The senior vice president of devices and services at Amazon says the new generative AI-powered Alexa+, which runs on Echo hardware and can integrate with other devices like Amazon’s Ring security cameras, aims to ease the constant mental load in a household: remembering whether the pets ate, restaurants each family member pitched and saw vetoed, and regular grocery orders. The idea is to have “ambient” artificial intelligence around your house so that devices can assist in tasks, chores, and other household command center issues, said Panay.

The new Alexa+ is much more conversational, Panay said, and you no longer have to pronounce everything perfectly and discretely in order for it (or her, as Panay refers to the virtual assistant) to understand you.

“She’s the best DJ on the planet, in my opinion,” said Panay. “You have a personal shopper, you have a butler, you have a personal assistant, you have your home manager. Different people use Alexa for different things, and now she’s pretty much supercharged,” Panay said.

In addition to confirming that the dogs have not been fed, Panay said he used Alexa+ on Sunday night to head off another age-old debate: where the family should go for dinner. Both dinner decisions and pet chores are “classic fight[s] in my house,” Panay told the Brainstorm AI audience.

His youngest had previously suggested a few restaurants she wanted to visit for a quick bite and hadn’t yet been to, and Panay asked Alexa to remind them which ones his daughter suggested specifically. It was a sushi joint and she enjoyed it, Panay said. That type of ambient listening and assistance with debate is the point, he said, and stops people needing to pull out their phones and start typing and scrolling for information.   

From there, Panay said Alexa can also take more concrete actions like making a reservation on dining platform OpenTable, ordering delivery on nights in, getting an Uber, and handling home issues such as telling you how many packages were delivered or the number of guests who stopped by. Panay said Amazon has more than 150 partners to aid in these integrations, although there is work ahead to get more partners on board, he added.  

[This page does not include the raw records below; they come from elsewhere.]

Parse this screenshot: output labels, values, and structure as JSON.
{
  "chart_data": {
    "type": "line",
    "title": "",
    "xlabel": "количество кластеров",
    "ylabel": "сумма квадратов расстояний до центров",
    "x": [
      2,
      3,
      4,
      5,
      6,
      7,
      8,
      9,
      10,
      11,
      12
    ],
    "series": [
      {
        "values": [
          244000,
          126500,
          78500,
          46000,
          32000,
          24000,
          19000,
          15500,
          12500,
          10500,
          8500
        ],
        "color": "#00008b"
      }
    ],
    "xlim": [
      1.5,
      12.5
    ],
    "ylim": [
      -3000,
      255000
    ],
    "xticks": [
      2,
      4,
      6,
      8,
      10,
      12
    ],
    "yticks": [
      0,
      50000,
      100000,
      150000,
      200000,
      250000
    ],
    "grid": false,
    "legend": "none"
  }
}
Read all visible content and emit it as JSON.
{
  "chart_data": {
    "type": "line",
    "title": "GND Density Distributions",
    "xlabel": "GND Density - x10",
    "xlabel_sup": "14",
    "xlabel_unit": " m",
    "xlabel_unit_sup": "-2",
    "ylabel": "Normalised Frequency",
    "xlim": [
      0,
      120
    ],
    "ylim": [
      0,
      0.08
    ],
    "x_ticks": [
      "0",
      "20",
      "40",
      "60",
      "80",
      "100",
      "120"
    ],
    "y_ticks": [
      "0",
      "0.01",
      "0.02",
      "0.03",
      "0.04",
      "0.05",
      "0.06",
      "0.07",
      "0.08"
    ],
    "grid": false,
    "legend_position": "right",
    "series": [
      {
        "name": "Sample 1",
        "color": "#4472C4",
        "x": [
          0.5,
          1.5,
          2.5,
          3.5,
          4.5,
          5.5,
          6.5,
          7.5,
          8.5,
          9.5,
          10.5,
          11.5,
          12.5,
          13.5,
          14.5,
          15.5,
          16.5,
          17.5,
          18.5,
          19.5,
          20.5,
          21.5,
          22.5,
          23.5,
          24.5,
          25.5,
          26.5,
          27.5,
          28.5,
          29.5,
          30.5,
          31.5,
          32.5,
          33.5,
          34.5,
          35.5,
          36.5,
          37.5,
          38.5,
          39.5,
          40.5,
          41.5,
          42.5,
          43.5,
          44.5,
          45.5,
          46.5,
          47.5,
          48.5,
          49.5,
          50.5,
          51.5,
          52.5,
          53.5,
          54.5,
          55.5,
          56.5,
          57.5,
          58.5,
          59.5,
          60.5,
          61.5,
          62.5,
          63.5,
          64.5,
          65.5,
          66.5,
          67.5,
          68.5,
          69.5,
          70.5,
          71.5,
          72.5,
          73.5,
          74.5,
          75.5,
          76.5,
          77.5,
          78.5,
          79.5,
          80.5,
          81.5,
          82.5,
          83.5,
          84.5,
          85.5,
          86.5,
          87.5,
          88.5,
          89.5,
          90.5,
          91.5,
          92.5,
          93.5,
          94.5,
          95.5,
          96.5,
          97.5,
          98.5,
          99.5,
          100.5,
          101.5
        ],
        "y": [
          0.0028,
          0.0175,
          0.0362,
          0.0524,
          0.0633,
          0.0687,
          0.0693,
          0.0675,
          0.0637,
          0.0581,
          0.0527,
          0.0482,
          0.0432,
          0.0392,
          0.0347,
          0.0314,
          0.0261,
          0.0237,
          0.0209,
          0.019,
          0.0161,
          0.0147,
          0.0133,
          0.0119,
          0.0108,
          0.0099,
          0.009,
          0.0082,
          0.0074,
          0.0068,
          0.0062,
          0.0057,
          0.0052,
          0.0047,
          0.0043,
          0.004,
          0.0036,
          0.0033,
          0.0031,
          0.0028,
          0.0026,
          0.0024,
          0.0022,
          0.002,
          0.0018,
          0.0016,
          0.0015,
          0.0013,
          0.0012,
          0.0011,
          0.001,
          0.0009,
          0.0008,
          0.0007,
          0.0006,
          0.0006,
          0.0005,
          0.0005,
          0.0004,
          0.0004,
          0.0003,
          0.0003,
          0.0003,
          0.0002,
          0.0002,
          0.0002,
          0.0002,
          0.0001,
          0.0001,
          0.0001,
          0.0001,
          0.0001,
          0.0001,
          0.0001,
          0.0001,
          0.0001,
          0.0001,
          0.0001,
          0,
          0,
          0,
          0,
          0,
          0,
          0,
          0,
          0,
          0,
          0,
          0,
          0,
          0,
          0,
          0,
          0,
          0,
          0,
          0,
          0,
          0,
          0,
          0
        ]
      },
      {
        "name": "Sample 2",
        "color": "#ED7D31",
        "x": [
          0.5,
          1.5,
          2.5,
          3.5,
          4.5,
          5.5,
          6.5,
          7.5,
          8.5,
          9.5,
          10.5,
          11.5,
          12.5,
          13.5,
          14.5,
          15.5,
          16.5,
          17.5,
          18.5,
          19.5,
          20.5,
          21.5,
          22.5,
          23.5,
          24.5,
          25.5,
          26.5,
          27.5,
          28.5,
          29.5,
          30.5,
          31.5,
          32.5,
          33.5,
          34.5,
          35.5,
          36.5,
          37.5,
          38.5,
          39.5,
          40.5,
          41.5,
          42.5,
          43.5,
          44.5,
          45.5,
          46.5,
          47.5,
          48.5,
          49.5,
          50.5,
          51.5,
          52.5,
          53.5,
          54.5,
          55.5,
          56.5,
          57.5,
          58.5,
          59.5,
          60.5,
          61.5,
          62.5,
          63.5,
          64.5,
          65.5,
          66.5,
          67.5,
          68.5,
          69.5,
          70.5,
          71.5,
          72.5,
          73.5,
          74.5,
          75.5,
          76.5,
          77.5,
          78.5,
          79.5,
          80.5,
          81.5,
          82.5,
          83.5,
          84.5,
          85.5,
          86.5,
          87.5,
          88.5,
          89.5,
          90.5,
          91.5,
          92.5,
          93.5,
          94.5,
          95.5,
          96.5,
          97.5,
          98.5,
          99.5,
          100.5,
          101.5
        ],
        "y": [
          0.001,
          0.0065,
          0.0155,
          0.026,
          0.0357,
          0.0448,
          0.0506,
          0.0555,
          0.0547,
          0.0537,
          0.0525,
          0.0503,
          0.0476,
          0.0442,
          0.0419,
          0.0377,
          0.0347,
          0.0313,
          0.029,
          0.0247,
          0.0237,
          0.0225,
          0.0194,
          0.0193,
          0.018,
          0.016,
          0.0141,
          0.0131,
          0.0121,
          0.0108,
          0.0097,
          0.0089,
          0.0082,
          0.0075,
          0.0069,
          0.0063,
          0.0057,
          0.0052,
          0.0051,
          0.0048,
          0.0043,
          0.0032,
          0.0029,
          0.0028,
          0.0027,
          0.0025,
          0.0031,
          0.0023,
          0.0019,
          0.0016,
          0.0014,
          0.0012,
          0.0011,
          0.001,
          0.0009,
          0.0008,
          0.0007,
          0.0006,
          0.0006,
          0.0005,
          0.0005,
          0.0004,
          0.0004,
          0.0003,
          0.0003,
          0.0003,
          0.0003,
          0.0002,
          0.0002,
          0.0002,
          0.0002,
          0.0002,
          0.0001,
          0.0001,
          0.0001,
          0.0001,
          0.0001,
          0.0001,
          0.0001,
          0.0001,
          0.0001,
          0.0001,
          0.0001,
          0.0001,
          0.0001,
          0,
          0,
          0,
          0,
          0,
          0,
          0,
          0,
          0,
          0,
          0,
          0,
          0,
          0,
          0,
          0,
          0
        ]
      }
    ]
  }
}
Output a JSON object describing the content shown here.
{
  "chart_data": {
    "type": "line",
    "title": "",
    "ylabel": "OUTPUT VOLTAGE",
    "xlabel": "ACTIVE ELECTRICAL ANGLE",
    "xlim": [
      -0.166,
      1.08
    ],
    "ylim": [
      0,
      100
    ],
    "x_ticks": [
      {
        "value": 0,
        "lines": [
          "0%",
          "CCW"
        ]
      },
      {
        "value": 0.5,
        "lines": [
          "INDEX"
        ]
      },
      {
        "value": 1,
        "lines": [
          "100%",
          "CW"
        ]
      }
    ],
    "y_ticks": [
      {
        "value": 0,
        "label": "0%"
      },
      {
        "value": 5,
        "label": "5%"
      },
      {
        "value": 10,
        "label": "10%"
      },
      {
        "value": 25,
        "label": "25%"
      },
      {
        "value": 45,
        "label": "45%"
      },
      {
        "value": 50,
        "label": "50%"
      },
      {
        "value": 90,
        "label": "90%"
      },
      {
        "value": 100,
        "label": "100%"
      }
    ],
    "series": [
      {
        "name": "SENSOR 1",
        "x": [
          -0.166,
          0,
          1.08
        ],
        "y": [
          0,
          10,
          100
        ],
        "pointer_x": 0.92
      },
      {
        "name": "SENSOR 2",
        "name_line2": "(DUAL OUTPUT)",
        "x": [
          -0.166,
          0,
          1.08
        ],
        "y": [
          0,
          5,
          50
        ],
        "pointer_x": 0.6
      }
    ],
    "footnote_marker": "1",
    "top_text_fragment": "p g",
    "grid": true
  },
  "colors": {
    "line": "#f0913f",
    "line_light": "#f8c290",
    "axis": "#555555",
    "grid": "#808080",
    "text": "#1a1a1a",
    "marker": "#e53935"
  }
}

Thus far, Alexa+ has been rolled out to early-access users and this week the product is available to those on a lengthy waitlist, said Panay, and it’s been boosted by Amazon’s advertising. This week, the product is being released to anyone with an Echo device. The business monetization model involves “flywheels” from Amazon’s $2.4 trillion retail ecosystem, particularly around shopping for clothes, groceries, and other consumer items. “If you’re shopping on the grocery list and order groceries often enough, Alexa knows what you’re doing, and ultimately, can just order ahead of time for you moving forward,” he said.

Ultimately, Panay envisions users wanting “your assistant everywhere you go” because “the more it understands about you, the more informed it is, the better it can serve your needs.” And while Panay said there will be continued innovation from Amazon in this space, he refused to reveal any specific products. He said Amazon has a “lab full of ideas,” but most won’t make it out of that lab.